La mente è un labirinto in cui ci si può perdere molto facilmente. Per ogni strada dritta, un’infinità di vie secondarie, scorciatoie, vicoli ciechi. Cosa accadrebbe, però, se ci cercasse di dare un nome a queste strade, di rivestire lo sterrato con l’asfalto? Se ci fosse la possibilità di catalogare le persone in base alle proprie inclinazioni e abilità, ne saremmo affascinati o intimoriti?
E se, addirittura, esistesse una scuola che divide gli studenti in base al proprio potenziale raggruppandoli in sedici tipi psicologici?
È proprio ciò che ha immaginato l’autrice Silvia Lodini nel suo romanzo L’alfabeto della mente (BookTribu, 2017). Nata a Bologna nel 1992 e laureata in Lettere moderne presso l’università Alma Mater Studiorum, si occupa di insegnamento ed editing. Con L’alfabeto della mente, suo romanzo d’esordio, ha vinto la seconda edizione del concorso indetto da BookTribu per le opere inedite. Nel 2019 ha pubblicato con la stessa casa editrice il suo secondo romanzo, Alice non esiste.
Ciao, Silvia, grazie per aver accettato quest’intervista. Da cosa nasce la tua passione per la scrittura?
Ho sempre scritto, sin da quando ero bambina. Ricordo di aver provato l’ebbrezza di prendere per la prima volta la penna in mano e scrivere un racconto alle elementari, dopo aver letto il primo romanzo di Harry Potter. Da quel giorno non ho più smesso. Mi è risultato quindi naturale continuare i miei studi laureandomi in Lettere. Adesso sono un’insegnante e mi occupo anche di editing e copywriting.
Ci parleresti del percorso che ti ha portato alla stesura del romanzo?
L’idea di scrivere questo romanzo mi è venuta all’improvviso. Mi sono sempre interessata alla psicologia, e inoltre tendo spesso a tipizzare le persone. Mi piace l’idea che ognuno possa rispecchiare una categoria particolare. Venni a conoscenza dei tipi psicologici di Carl Gustav Jung quasi per caso, chiacchierando con un’amica. Da lì iniziò a balenarmi in testa l’idea di una scuola nella quale gli studenti sono divisi in tipi psicologici. Nel periodo in cui iniziai a scrivere il libro ero molto spaventata da cosa potesse riservarmi il futuro. Questa paura per l’ignoto l’ho riversata poi nel romanzo, in cui aleggia costantemente un clima d’incertezza e negatività verso il futuro.
Perché una scuola? Beh, sono un’insegnante. La scuola fa parte di me.
C’è una traccia di te nei protagonisti?
Ogni personaggio che s’incontra nel corso della lettura ha almeno una parte di me. Questo è aspetto è riscontrabile soprattutto nel protagonista, cui ho trasmesso una buona parte della mia personalità. L’idea di rendere il personaggio principale un maschio è stata infatti quasi una necessità, dettata dal fatto che avrei rischiato di essere troppo coinvolta da un punto di vista emotivo.
Ogni capitolo del romanzo inizia con una poesia.
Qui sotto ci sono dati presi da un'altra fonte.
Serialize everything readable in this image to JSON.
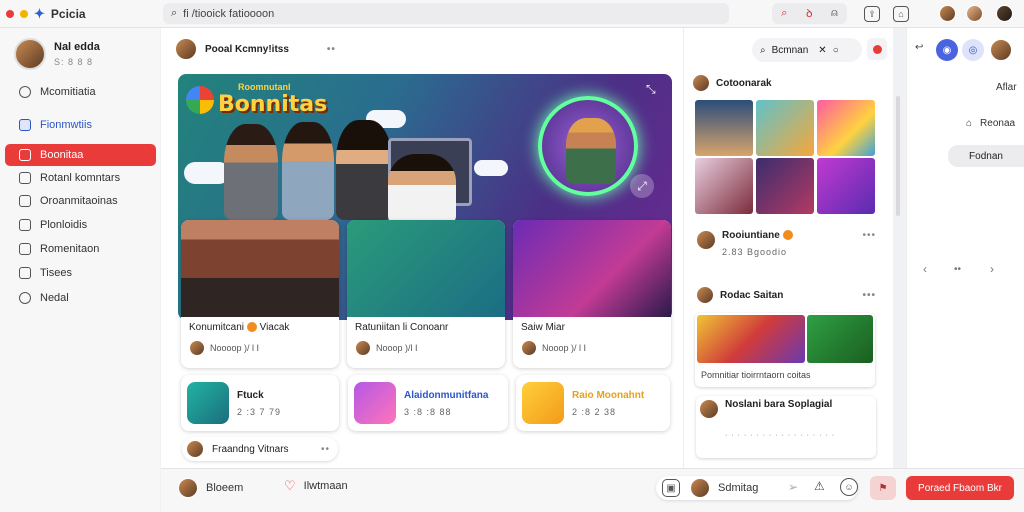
{
  "topbar": {
    "app_name": "Pcicia",
    "search_text": "fi /tiooick fatioooon",
    "icon_badge": "ꝺ"
  },
  "sidebar": {
    "profile_name": "Nal edda",
    "profile_sub": "S: 8 8 8",
    "items": [
      {
        "label": "Mcomitiatia",
        "icon": "circle-icon"
      },
      {
        "label": "Fionmwtiis",
        "icon": "grid-icon"
      },
      {
        "label": "Boonitaa",
        "icon": "star-icon"
      },
      {
        "label": "Rotanl komntars",
        "icon": "folder-icon"
      },
      {
        "label": "Oroanmitaoinas",
        "icon": "box-icon"
      },
      {
        "label": "Plonloidis",
        "icon": "document-icon"
      },
      {
        "label": "Romenitaon",
        "icon": "bookmark-icon"
      },
      {
        "label": "Tisees",
        "icon": "card-icon"
      },
      {
        "label": "Nedal",
        "icon": "chat-icon"
      }
    ]
  },
  "feed": {
    "header_title": "Pooal Kcmny!itss",
    "header_more": "••",
    "hero_title": "Bonnitas",
    "hero_subtitle": "Roomnutanl",
    "tiles": [
      {
        "label": "Konumitcani",
        "label_suffix": "Viacak",
        "meta": "Noooop )/  l  I"
      },
      {
        "label": "Ratuniitan li Conoanr",
        "label_suffix": "",
        "meta": "Nooop )/l  I"
      },
      {
        "label": "Saiw Miar",
        "label_suffix": "",
        "meta": "Nooop )/  l  I"
      }
    ],
    "small_cards": [
      {
        "title": "Ftuck",
        "sub": "2 :3 7 79"
      },
      {
        "title": "Alaidonmunitfana",
        "sub": "3 :8 :8 88"
      },
      {
        "title": "Raio Moonahnt",
        "sub": "2 :8 2 38"
      }
    ],
    "pill_label": "Fraandng Vitnars",
    "pill_more": "••"
  },
  "right": {
    "search_label": "Bcmnan",
    "section1_title": "Cotoonarak",
    "post1_title": "Rooiuntiane",
    "post1_sub": "2.83 Bgoodio",
    "section2_title": "Rodac Saitan",
    "caption": "Pomnitiar tioirrntaorn coitas",
    "post2_title": "Noslani bara Soplagial",
    "post2_sub": "· · · · · · · · · · · · · · · · · ·",
    "more": "•••"
  },
  "farright": {
    "line1": "Aflar",
    "line2": "Reonaa",
    "button": "Fodnan"
  },
  "bottombar": {
    "item1": "Bloeem",
    "item2": "Ilwtmaan",
    "item3": "Sdmitag",
    "cta": "Poraed Fbaom Bkr"
  }
}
Puoi spiegarci il motivo?
Il protagonista del libro scrive in un mondo nel quale non esistono più né gli scrittori né le letteratura. È una sorta di omaggio alla poesia, in una realtà distopica in cui pare non esservene più traccia. Inoltre il personaggio principale vive un’infatuazione che lo porta ad idealizzare la ragazza di cui crede di essere innamorato. Questo aspetto mi ha subito rimandato alla donna-angelo posta su di un piedistallo e, di conseguenza, alla poesia.
Cosa ti ha spinto a partecipare al concorso di BookTribu?
Ho sempre desiderato pubblicare un romanzo. Durante la presentazione di un libro venni a conoscenza di questo concorso e decisi di provare a partecipare. E alla fine vinsi la tanto agognata pubblicazione. Per la stessa casa editrice ho poi pubblicato anche un secondo romanzo, Alice non esiste.
Stai lavorando a qualcos’altro?
Sto portando avanti più progetti. Ho ripreso la stesura di un romanzo iniziato nel 2013. Sono dell’idea che una storia abbia anche bisogno di essere lasciata lì a crescere, a maturare lentamente nella mente. È una tecnica che ho utilizzato anche per L’alfabeto della mente.
Dall’anno scorso sto invece lavorando alla scrittura di un romanzo a quattro mani.